The present invention relates to circuits for achieving close to unity power factor for electrical loads and more particularly to dynamic power factor control and correction for switching power supplies.
"Power factor" is defined as the ratio of the input power in watts (actual power) over the power (V.sub.rms .times.I.sub.rms) measured with an rms voltmeter and ammeter (apparent power). The traditional concept of phase angle between the voltage and current waveforms used to define power factor is not applicable to switching power supplies for off-line converters because the input current is drawn in short pulses of high peak value such that the current waveform is not sinusoidal. Therefore, traditional methods of improving power factor with passive components such as inductors and capacitors do not work with switching power supplies or off-line converters because the current is drawn in the form of narrow pulses having high peak values. To achieve a high power factor in switching power supplies, the line current is chopped at a relatively high frequency and fed to a fly-back type of circuit. The amount of current that is allowed to feed the fly-back circuit is electronically controlled such that the average current forms a sinusoidal waveform of a proportional magnitude and identical phase as the line voltage.
Various forms of power factor correction for off-line switching power supplies have been proposed in the prior art. These prior art devices switch the current through the fly-back transformer or inductor while the inductor is charged. This dynamic switching of inductor current results in switching losses and heating of the various components. Some of these devices use a feedback sense signal from the incoming line to attempt to match the switching of the inductor current to the sinusoidal line voltage when then limits the operation of the circuit to AC input only. Some of these circuits also are limited as to their voltage operation and frequency of operation range, forcing design changes to adapt the unit to various international standards for units shipped overseas. The efficiency of operation of these prior art switching power supplies is limited by the fact that a fixed chopping frequency is used at all points along the sinusoidal line voltage curve.

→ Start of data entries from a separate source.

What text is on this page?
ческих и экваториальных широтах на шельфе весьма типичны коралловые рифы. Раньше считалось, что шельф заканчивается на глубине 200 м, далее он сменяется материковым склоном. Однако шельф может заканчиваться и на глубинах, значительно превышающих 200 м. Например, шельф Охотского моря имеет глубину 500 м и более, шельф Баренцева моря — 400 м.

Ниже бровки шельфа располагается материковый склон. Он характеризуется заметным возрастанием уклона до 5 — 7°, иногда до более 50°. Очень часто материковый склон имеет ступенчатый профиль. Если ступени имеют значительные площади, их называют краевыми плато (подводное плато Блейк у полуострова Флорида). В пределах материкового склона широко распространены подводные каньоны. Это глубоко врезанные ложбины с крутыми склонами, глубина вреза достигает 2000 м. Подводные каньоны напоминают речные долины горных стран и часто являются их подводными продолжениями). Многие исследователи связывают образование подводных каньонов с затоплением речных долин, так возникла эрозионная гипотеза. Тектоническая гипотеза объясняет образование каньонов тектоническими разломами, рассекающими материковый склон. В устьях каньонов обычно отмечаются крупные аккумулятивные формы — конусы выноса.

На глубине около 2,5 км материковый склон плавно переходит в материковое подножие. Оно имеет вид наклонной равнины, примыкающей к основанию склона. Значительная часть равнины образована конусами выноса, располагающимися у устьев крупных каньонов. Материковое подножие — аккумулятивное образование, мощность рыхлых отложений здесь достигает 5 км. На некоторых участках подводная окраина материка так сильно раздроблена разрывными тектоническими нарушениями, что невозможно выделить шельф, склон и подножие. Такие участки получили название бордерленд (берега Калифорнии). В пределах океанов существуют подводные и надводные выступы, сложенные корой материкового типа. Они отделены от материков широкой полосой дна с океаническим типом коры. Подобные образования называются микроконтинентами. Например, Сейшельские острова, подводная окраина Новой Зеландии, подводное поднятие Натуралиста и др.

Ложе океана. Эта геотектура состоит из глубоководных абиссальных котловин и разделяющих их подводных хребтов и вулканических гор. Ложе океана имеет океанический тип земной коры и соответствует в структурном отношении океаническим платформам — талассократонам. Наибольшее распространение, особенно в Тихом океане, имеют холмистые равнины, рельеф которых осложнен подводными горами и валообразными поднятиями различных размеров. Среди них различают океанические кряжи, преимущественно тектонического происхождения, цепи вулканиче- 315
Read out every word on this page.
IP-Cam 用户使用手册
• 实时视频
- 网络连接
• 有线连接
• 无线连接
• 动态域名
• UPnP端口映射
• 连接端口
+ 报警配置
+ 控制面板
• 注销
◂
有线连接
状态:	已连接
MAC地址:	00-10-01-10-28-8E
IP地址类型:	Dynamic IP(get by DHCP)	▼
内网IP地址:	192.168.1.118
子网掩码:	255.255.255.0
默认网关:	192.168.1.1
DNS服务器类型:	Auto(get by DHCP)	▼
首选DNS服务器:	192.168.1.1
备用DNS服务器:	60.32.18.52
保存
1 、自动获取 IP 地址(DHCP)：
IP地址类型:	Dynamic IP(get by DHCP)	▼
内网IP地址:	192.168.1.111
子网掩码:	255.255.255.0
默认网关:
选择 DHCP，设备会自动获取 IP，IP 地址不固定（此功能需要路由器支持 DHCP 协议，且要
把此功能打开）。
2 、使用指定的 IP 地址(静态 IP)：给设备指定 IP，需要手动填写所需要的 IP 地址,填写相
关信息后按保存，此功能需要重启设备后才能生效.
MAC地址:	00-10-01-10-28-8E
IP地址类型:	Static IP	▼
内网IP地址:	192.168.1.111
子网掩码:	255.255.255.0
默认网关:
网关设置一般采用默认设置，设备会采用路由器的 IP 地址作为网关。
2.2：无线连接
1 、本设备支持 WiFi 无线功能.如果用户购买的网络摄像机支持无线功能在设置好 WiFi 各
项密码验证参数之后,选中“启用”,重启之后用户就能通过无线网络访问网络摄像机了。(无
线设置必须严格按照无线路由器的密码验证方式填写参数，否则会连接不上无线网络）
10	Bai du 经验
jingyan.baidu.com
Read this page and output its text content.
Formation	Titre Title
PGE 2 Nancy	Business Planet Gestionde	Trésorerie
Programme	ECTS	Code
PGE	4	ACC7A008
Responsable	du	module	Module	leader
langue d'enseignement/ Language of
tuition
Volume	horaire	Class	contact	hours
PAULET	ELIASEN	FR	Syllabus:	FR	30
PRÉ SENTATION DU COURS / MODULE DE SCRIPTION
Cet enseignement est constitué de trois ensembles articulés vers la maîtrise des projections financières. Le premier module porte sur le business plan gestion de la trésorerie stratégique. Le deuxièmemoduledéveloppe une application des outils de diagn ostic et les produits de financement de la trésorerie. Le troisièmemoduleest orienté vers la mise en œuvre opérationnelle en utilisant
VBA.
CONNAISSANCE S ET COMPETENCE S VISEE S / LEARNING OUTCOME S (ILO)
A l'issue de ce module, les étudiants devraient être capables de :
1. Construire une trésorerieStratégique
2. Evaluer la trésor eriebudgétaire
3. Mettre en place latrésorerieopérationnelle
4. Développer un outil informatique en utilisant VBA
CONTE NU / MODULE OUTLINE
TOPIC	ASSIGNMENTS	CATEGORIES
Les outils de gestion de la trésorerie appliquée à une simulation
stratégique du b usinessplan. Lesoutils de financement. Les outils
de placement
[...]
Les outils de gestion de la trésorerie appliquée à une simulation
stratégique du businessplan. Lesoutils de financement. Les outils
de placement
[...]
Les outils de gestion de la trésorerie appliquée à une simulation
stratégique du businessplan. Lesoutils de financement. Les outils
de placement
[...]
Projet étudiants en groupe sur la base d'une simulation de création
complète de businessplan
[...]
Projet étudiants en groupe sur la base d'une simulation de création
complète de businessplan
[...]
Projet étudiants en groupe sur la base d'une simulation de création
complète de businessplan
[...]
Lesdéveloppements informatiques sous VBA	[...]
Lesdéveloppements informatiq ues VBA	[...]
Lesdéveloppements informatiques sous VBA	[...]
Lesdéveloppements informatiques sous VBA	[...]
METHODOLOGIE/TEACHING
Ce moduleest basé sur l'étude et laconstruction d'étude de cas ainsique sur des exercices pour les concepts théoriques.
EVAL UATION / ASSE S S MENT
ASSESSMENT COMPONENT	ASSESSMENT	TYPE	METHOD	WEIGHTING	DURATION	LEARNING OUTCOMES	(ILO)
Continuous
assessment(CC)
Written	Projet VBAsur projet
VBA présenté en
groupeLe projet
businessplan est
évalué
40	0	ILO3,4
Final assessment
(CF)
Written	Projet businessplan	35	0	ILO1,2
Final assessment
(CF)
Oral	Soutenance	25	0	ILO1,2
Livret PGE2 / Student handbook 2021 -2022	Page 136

The present invention is designed to obtain a high power factor in the range of greater than 99% by controlling the current through the fly-back circuit and shaping the current demand of the circuit to match the sinusoidal waveform of the input line voltage. The circuit is designed to operate from a wide range of line voltages and frequencies and includes integral current limiting and voltage sensing to produce a highly stable output voltage at high current demands. Thus, the present invention overcomes many of the drawbacks of the prior art in an efficient and cost-effective manner.